Perhaps some misperceptions of allegory are tied to it being a preferred form for scathing political critique. The Crucible for McCarthyism, Animal Farm for the Russian revolution and eventual rise of Stalinism, Glory for the coup against Robert Mugabe. These are writ large works where the correlations are shouted, and the real provides structure and movement for the fictional. 

The fictional gives both freedom of thought and a veneer of protection. These are just witch trials from history, these are just animals. This too is more sophisticated than direct correlation and commentary, it’s engagement and recognition, and perhaps a call to action—all with a wink.

In introductory craft teaching, allegory is often reduced to the concepts of theme and metaphor. Theme is fuzzier and not always tied to narrative drive, and metaphor is too focused a trope for allegory’s range. It’s helpful to think of allegory as metaphor and theme squeezed together and drunk on maximalism. 

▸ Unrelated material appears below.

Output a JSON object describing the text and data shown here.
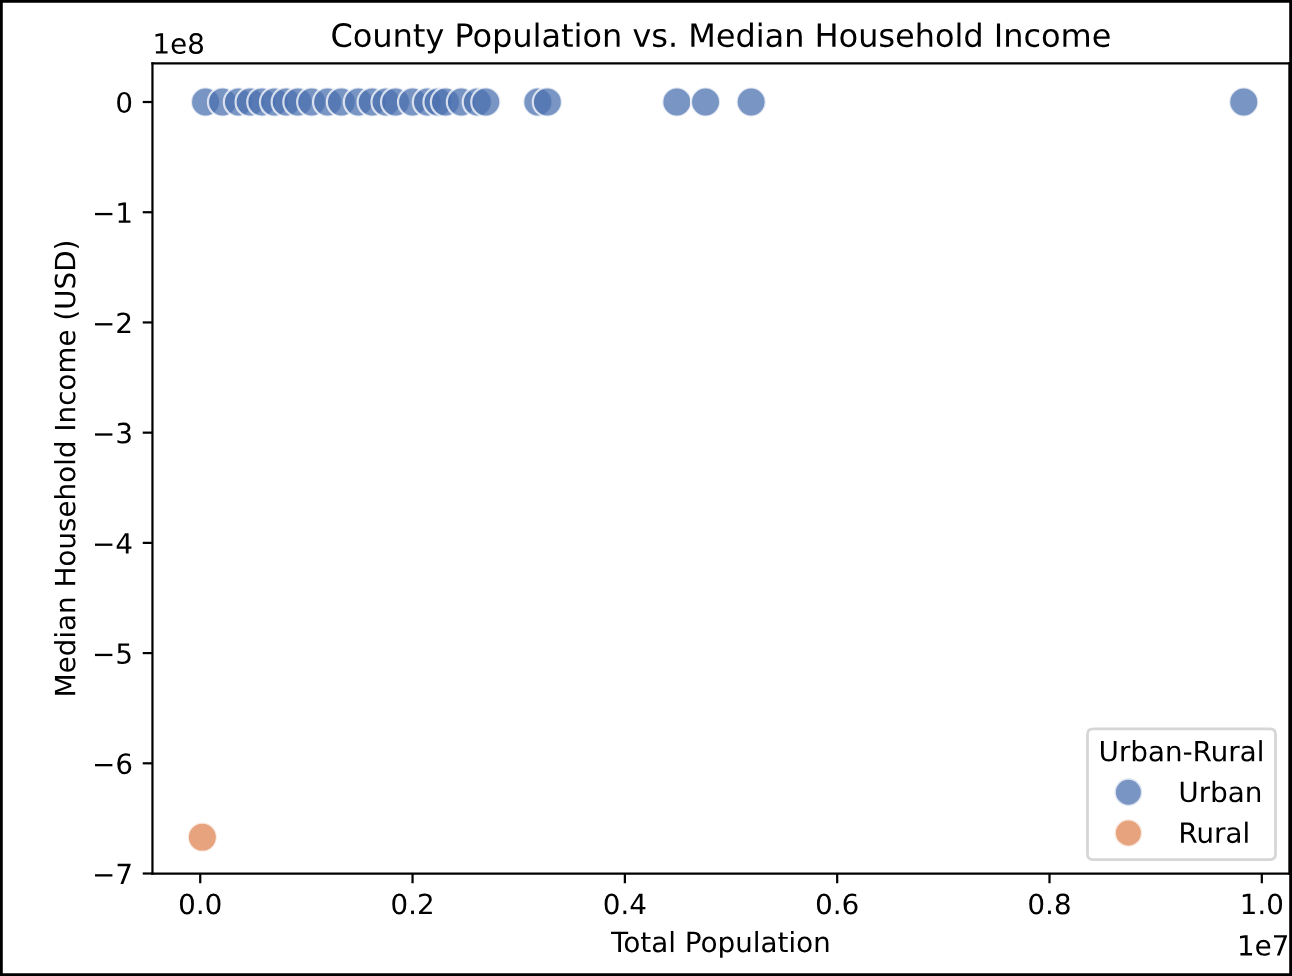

It should be catnip for novelists, yet readers and writers alike still fear it. In our earliest encounters with the form, we’re taught to see it in broad strokes and to intentionally look for moralizing, not for the nuance and depth the works themselves have. When we’re first taught to read for the symbolic, it’s too often at the expense of reading for everything else. The whale is knowledge. The horses are the workers. That early teaching overlooks what’s been made beyond the symbol, the art that the symbolic allows.

A Final Word on Allegory

A final pleasure of allegory is that you need never say you’re working in it, as has become necessary with satire. I say that I write from place or voice, which is true—but the kernel of it is allegory and the way it worms into the mind. Understanding is fluid, and there are as many meanings for the white whale as there are editions of Moby Dick. 

Novels and their interpretations are a long, long game. A reader may walk away from a book thinking they’ve just read an odd story about pigs. Years later, that same reader might hear a politician echo one of those farm animals, and shiver. That’s allegory’s gift.